There are still other, more subtle implications of this viewpoint. Consider, for example, how rational self- objectification might modify brute Survivalism.

Psychological "Self"-DefenseI have often thought of how I might react if confronted by the sight of a criminal attacking some stranger. I am virtually positive I would get involved, even at grave risk to my physical survival. But why? In examining my feelings as to why, here's what I come up with.

I view such a matter as a core issue of my personal symbolism about how the world should, and shouldn't, be.

The criminal is not just attacking a stranger; he is attacking all that I value. He is attacking my world...me. He fills me with indignation, because he and his sort are undermining the world I wish to create, the world I want.

I can't walk past such a sight indifferently; and the fact that I don't know the stranger personally is irrelevant. It is not the stranger I so intensely value here: it is my world as I want it.

Similar considerations go into my risking my neck to save a stranger in peril during an emergency. I don't know anything about the stranger. I do know that I am making my personal statement against the triumph of raw circumstances over human life -- and over my volition. What jumps into my head is not, "I have a moral obligation to the stranger," but rather, "Not if I have anything to say about this!" You see, it's my world that's under assault.

There's a scene in We The Living in which young Kira sits with a girl who's being mistreated by all the other girls in the school, if my memory serves me correctly. She explains that she's not doing it so much for the harrassed girl, as she is taking a stand against the behavior of the mob. That is the sense I'm speaking of here.

Now, some might ask: "Isn't this irrational? By what standard do you project your personal value onto things which, objectively, have nothing to do with your personal survival -- things which, in fact, could actually jeopardize your personal survival?" My reply would be: "Why do you project your personal value onto your wife, your child, your house, your wedding ring, your pet, or anything else?" As humans, we do that all the time. A man who doesn't -- who has no external values -- can hardly be said to have a "self" in the human sense. One's self, in fact, incorporates all manner of external values, many having only the most remote connection to physical survival as such. We appropriate such values, in a psychological sense, making them "part of us," part of our world, part of our selves. After all, Objectivism teaches that our lives are not exclusively "in here" or "out there": they are a relationship between the two.

I would also ask: "Couldn't Rearden survive without Rearden Metal? Couldn't Roark survive without architecture? Couldn't Dagny survive without Taggart Transcontinental? Why did Dagny intervene and save the bum on the train? Why did Kira intervene on behalf of the abused girl?" If what I'm suggesting grossly misinterprets Rand, why did she have Roark tell Wynand not to give up his crusade on his, Roark's, behalf -- even though Wynand's crusade, objectively speaking, was harming Roark himself? On strictly Survivalist grounds, this act by Roark is outrageously irrational.

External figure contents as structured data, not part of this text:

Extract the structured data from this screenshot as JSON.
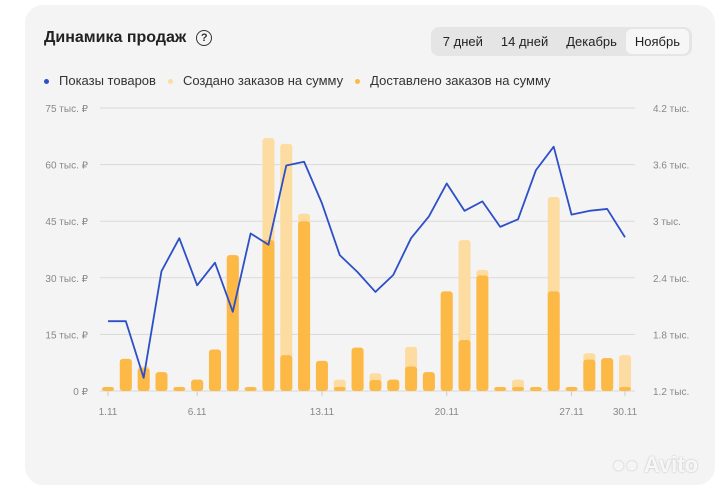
{
  "header": {
    "title": "Динамика продаж",
    "help_icon": "question-circle-icon"
  },
  "periods": [
    {
      "label": "7 дней",
      "active": false
    },
    {
      "label": "14 дней",
      "active": false
    },
    {
      "label": "Декабрь",
      "active": false
    },
    {
      "label": "Ноябрь",
      "active": true
    }
  ],
  "watermark": "Avito",
  "chart_data": {
    "type": "bar+line",
    "title": "Динамика продаж",
    "legend_position": "top-left",
    "grid": true,
    "x": [
      1,
      2,
      3,
      4,
      5,
      6,
      7,
      8,
      9,
      10,
      11,
      12,
      13,
      14,
      15,
      16,
      17,
      18,
      19,
      20,
      21,
      22,
      23,
      24,
      25,
      26,
      27,
      28,
      29,
      30
    ],
    "x_tick_labels": [
      {
        "day": 1,
        "label": "1.11"
      },
      {
        "day": 6,
        "label": "6.11"
      },
      {
        "day": 13,
        "label": "13.11"
      },
      {
        "day": 20,
        "label": "20.11"
      },
      {
        "day": 27,
        "label": "27.11"
      },
      {
        "day": 30,
        "label": "30.11"
      }
    ],
    "y_left": {
      "ylim": [
        0,
        75
      ],
      "ticks": [
        0,
        15,
        30,
        45,
        60,
        75
      ],
      "tick_labels": [
        "0 ₽",
        "15 тыс. ₽",
        "30 тыс. ₽",
        "45 тыс. ₽",
        "60 тыс. ₽",
        "75 тыс. ₽"
      ],
      "unit": "тыс. ₽"
    },
    "y_right": {
      "ylim": [
        1.2,
        4.2
      ],
      "ticks": [
        1.2,
        1.8,
        2.4,
        3,
        3.6,
        4.2
      ],
      "tick_labels": [
        "1.2 тыс.",
        "1.8 тыс.",
        "2.4 тыс.",
        "3 тыс.",
        "3.6 тыс.",
        "4.2 тыс."
      ],
      "unit": "тыс."
    },
    "series": [
      {
        "name": "Показы товаров",
        "type": "line",
        "axis": "right",
        "color": "#2d4fc8",
        "values": [
          1.94,
          1.94,
          1.34,
          2.47,
          2.82,
          2.32,
          2.56,
          2.04,
          2.87,
          2.75,
          3.59,
          3.63,
          3.19,
          2.64,
          2.46,
          2.25,
          2.43,
          2.82,
          3.05,
          3.4,
          3.11,
          3.21,
          2.94,
          3.02,
          3.54,
          3.79,
          3.07,
          3.11,
          3.13,
          2.83
        ]
      },
      {
        "name": "Создано заказов на сумму",
        "type": "bar",
        "axis": "left",
        "color": "#fcdca0",
        "values": [
          1,
          8.5,
          6.5,
          5,
          1,
          3,
          11,
          36,
          1,
          67,
          65.5,
          47,
          8,
          3,
          11.5,
          4.7,
          3,
          11.7,
          5,
          26.4,
          40,
          32.1,
          1,
          3,
          1,
          51.4,
          1,
          10,
          8.7,
          9.5
        ]
      },
      {
        "name": "Доставлено заказов на сумму",
        "type": "bar",
        "axis": "left",
        "color": "#fdb946",
        "values": [
          1,
          8.5,
          6,
          5,
          1,
          3,
          11,
          36,
          1,
          40,
          9.5,
          45,
          8,
          1,
          11.5,
          2.9,
          3,
          6.5,
          5,
          26.4,
          13.5,
          30.6,
          1,
          1,
          1,
          26.4,
          1,
          8.3,
          8.7,
          1
        ]
      }
    ]
  }
}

Only if we interpret Roark's "selfishness" in a manner as I am suggesting, does it make any sense: his "self" has incorporated Wynand's well-being as crucial to his own well-being. He will be damaged far more by Wynand's destruction, than by public outrage, or even a prison term. He is acting, I would argue, in psychological "self"-defense.

I simply cannot understand the full corpus of Ayn Rand's work -- especially her fiction -- to mean something very different from what I am suggesting here. As far as I can see, it is the only interpretation fully consistent with all that she wrote. And -- unless I'm missing something very subtle -- it is the only interpretation which simultaneously grounds ethics in nature, while extending ethics beyond considerations of mere subsistence.

It's time for a truce between the Survivalists and the Flourishers. For properly understood, Objectivism can bridge the legitimate concerns of both camps.

Our common aim? To offer the world an ethics that is firmly rooted in reality, yet rich enough to span all the important contextual considerations of human life on earth -- an ethics that supports and sustains human life, but which also makes human life worth living.

And what greater gift could we offer the world than that?